Since cmdr depends on many external frameworks, it's impossible to verify that any of those black-box components is not going to fail at any given point. We could try to anticipate error-prone situations by hard-coding relevant responses into cmdr, but that would result in bloated code, is not going to scale well, will not be easily adaptable to changing circumstances, and may still be insufficient in eradicating all possible errors.

A better solution would be to take those concerns out of the main system and make a separate module responsible for them. That is Watchman. It's monitoring solution that detects failures and takes the right actions to recover from them. It samples the system's behaviors (such as the load average) and monitors the system's state changes (such as the network interface going down), looks up a user-specified set of rules that dictate what actions it should take in response to those behaviors, and performs those actions.

In order to spot performance issues, the system must be in use. But we'd like to detect and fix performance issues before those appear during a lecture. So we use tests. While the classroom is not in use, we simulate common (and uncommon) usage case scenarios, during which we monitor the performance of the system. If cmdr passes those tests successfully, we can be fairly confident that it won't fail during the real deal.
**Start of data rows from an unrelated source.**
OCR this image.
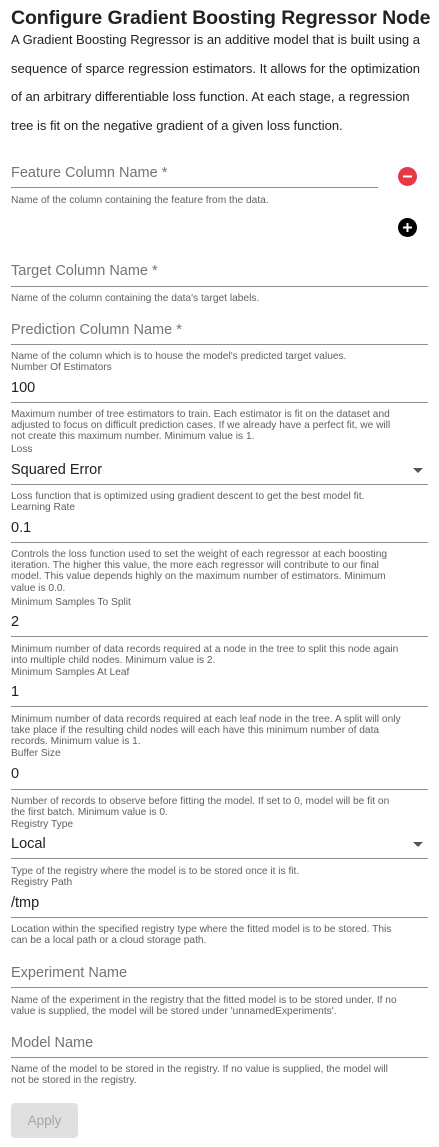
Configure Gradient Boosting Regressor Node
A Gradient Boosting Regressor is an additive model that is built using a
sequence of sparce regression estimators. It allows for the optimization
of an arbitrary differentiable loss function. At each stage, a regression
tree is fit on the negative gradient of a given loss function.
Feature Column Name *
Name of the column containing the feature from the data.
Target Column Name *
Name of the column containing the data's target labels.
Prediction Column Name *
Name of the column which is to house the model's predicted target values.
Number Of Estimators
100
Maximum number of tree estimators to train. Each estimator is fit on the dataset and
adjusted to focus on difficult prediction cases. If we already have a perfect fit, we will
not create this maximum number. Minimum value is 1.
Loss
Squared Error
Loss function that is optimized using gradient descent to get the best model fit.
Learning Rate
0.1
Controls the loss function used to set the weight of each regressor at each boosting
iteration. The higher this value, the more each regressor will contribute to our final
model. This value depends highly on the maximum number of estimators. Minimum
value is 0.0.
Minimum Samples To Split
2
Minimum number of data records required at a node in the tree to split this node again
into multiple child nodes. Minimum value is 2.
Minimum Samples At Leaf
1
Minimum number of data records required at each leaf node in the tree. A split will only
take place if the resulting child nodes will each have this minimum number of data
records. Minimum value is 1.
Buffer Size
0
Number of records to observe before fitting the model. If set to 0, model will be fit on
the first batch. Minimum value is 0.
Registry Type
Local
Type of the registry where the model is to be stored once it is fit.
Registry Path
/tmp
Location within the specified registry type where the fitted model is to be stored. This
can be a local path or a cloud storage path.
Experiment Name
Name of the experiment in the registry that the fitted model is to be stored under. If no
value is supplied, the model will be stored under 'unnamedExperiments'.
Model Name
Name of the model to be stored in the registry. If no value is supplied, the model will
not be stored in the registry.
Apply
Tests allow us both to fine-tune our response rules and deal with more complicated issues that require changes to the source code, which would be very difficult to correct on the spot.

Specification

Interface

Interfaces describe a single component of the system (e.g., a process), by specifying the its behaviors, states, and available actions. Of course, not all behaviors, states and actions are associated with an interface. But interfaces give us an object-oriented logic that will make the rule specifications easier to read and write.

Behaviors

A behavior is simply a variable that changes continuously over time. It is specified by the sampling method used to get the current value of that behavior.

Behaviors are sampled lazily; that is, if no active rule cares about some behavior, that behavior will not be sampled at all. Moreover, if a rule is applied only at specific instances of time and not continuously (more on that later), behaviors will be sampled only at those instances.

States

States are ON/OFF variables that describe some aspect of the system.
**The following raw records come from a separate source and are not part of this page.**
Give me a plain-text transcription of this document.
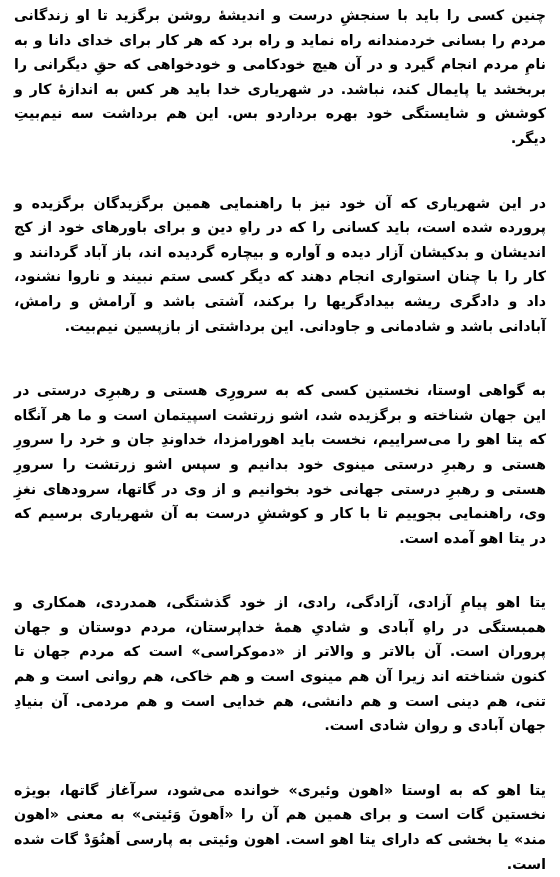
چنین کسی را باید با سنجشِ درست و اندیشهٔ روشن برگزید تا او زندگانی مردم را بسانی خردمندانه راه نماید و راه برد که هر کار برای خدای دانا و به نامِ مردم انجام گیرد و در آن هیچ خودکامی و خودخواهی که حقِ دیگرانی را بربخشد یا پایمال کند، نباشد. در شهریاری خدا باید هر کس به اندازهٔ کار و کوشش و شایستگی خود بهره برداردو بس. این هم برداشت سه نیم‌بیتِ دیگر.

در این شهریاری که آن خود نیز با راهنمایی همین برگزیدگان برگزیده و پرورده شده است، باید کسانی را که در راهِ دین و برای باورهای خود از کج اندیشان و بدکیشان آزار دیده و آواره و بیچاره گردیده اند، باز آباد گردانند و کار را با چنان استواری انجام دهند که دیگر کسی ستم نبیند و ناروا نشنود، داد و دادگری ریشه بیدادگریها را برکند، آشتی باشد و آرامش و رامش، آبادانی باشد و شادمانی و جاودانی. این برداشتی از بازپسین نیم‌بیت.

به گواهی اوستا، نخستین کسی که به سرورِی هستی و رهبرِی درستی در این جهان شناخته و برگزیده شد، اشو زرتشت اسپیتمان است و ما هر آنگاه که یتا اهو را می‌سراییم، نخست باید اهورامزدا، خداوندِ جان و خرد را سرورِ هستی و رهبرِ درستی مینوی خود بدانیم و سپس اشو زرتشت را سرورِ هستی و رهبرِ درستی جهانی خود بخوانیم و از وی در گاتها، سرودهای نغزِ وی، راهنمایی بجوییم تا با کار و کوششِ درست به آن شهریاری برسیم که در یتا اهو آمده است.

یتا اهو پیامِ آزادی، آزادگی، رادی، از خود گذشتگی، همدردی، همکاری و همبستگی در راهِ آبادی و شادیِ همهٔ خداپرستان، مردم دوستان و جهان پروران است. آن بالاتر و والاتر از «دموکراسی» است که مردم جهان تا کنون شناخته اند زیرا آن هم مینوی است و هم خاکی، هم روانی است و هم تنی، هم دینی است و هم دانشی، هم خدایی است و هم مردمی. آن بنیادِ جهان آبادی و روان شادی است.

یتا اهو که به اوستا «اهون وئیری» خوانده می‌شود، سرآغاز گاتها، بویژه نخستین گات است و برای همین هم آن را «اَهونَ وَئیتی» به معنی «اهون مند» یا بخشی که دارای یتا اهو است. اهون وئیتی به پارسی اَهنُوَدْ گات شده است.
Instead of being sampled, a state changes simply in response to an event occuring.

Tests

Tests simulate specific cmdr usage cases (e.g. "open projector and switch to the VCR") and receive results from multiple sources (e.g. polls the projector for its state, checks whether database has been updated) to determine whether cmdr successfully performed the test, returning success/fail.
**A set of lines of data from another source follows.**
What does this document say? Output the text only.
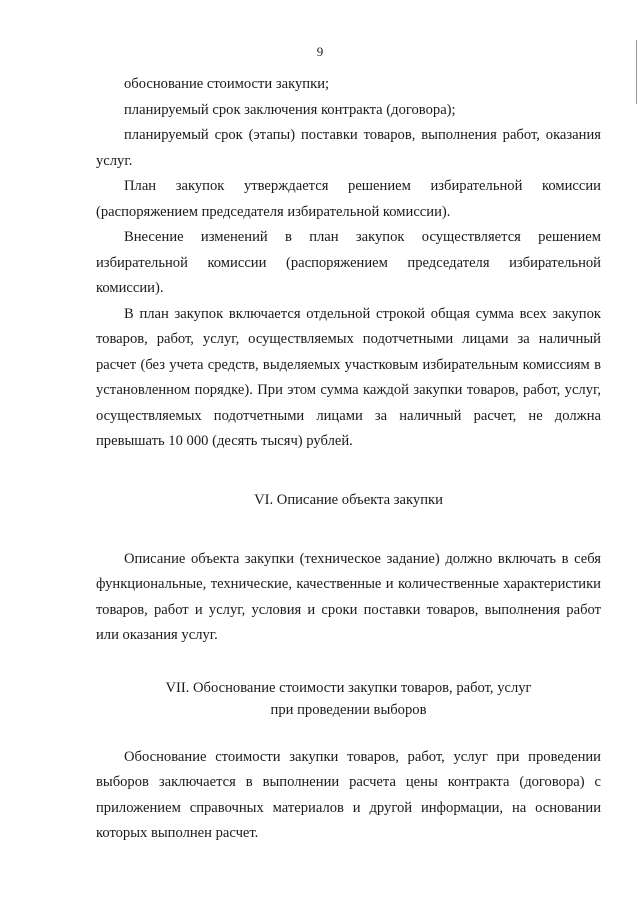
9

обоснование стоимости закупки;

планируемый срок заключения контракта (договора);

планируемый срок (этапы) поставки товаров, выполнения работ, оказания услуг.

План закупок утверждается решением избирательной комиссии (распоряжением председателя избирательной комиссии).

Внесение изменений в план закупок осуществляется решением избирательной комиссии (распоряжением председателя избирательной комиссии).

В план закупок включается отдельной строкой общая сумма всех закупок товаров, работ, услуг, осуществляемых подотчетными лицами за наличный расчет (без учета средств, выделяемых участковым избирательным комиссиям в установленном порядке). При этом сумма каждой закупки товаров, работ, услуг, осуществляемых подотчетными лицами за наличный расчет, не должна превышать 10 000 (десять тысяч) рублей.

VI. Описание объекта закупки

Описание объекта закупки (техническое задание) должно включать в себя функциональные, технические, качественные и количественные характеристики товаров, работ и услуг, условия и сроки поставки товаров, выполнения работ или оказания услуг.

VII. Обоснование стоимости закупки товаров, работ, услуг
при проведении выборов

Обоснование стоимости закупки товаров, работ, услуг при проведении выборов заключается в выполнении расчета цены контракта (договора) с приложением справочных материалов и другой информации, на основании которых выполнен расчет.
The purpose of tests is to identify whether the system works (determined by the outcome of the tests), whether the system works well (determined by measuring the performance of the system during tests), and whether the current rules are sensible (e.g., whether they are not activated with unreasonable frequency).

Rules

Rules are formed by combining a predicate (composed of behaviors, states and tests) with a set of actions. When the predicate is true, the actions are executed sequentially.

  • Time: rules can either apply at all times, apply only at specific repeated times ("every Monday at 12.00AM") or apply at one-time instances ("1/13/11 12.30AM").
  • Operators: rules can be combined with conjunction and disjunction operators, and also be negated.
  • Behaviors: rules can perform checks on the value of a behavior, or the behavior's rate of change.
  • States: rules can check whether the system or some interface is in a specific state or not.
  • Tests: rules can check whether a test has been completed successfully or not.

Notifications

A notification is the action of sending an e-mail or a text message to a person. The notification should include information on the rule that led to the user being notified, as well as a summary of watchman's operation at that day.

Operation

Shell

Watchman should never have to restart. The user should be able to change its behavior and view performance metrics through a simple command-line shell. The shell should offer simple tab-completion and be accessible through the network.

Syncing

An environment specifies the set of rules that are active during watchman's operation. A centralized repository of environments will be on github. At any point, one can replace the current environment with some environment from the repository. Daily backups ensure that the environment associated with a specific room isn't lost.

Available tests, behaviors, states and actions are also stored in a centralized repository, and are updated daily for every room. All of them are available to all clients; no reason to allow customization here.

Notes:

Useful for testing this is setting up a SSH tunnel from your local machine to a cmdr box. This makes localhost:1412 actually send data to cmdr-host:1412 so you can easily test.

ssh -NL 1412:localhost:1412 [email protected]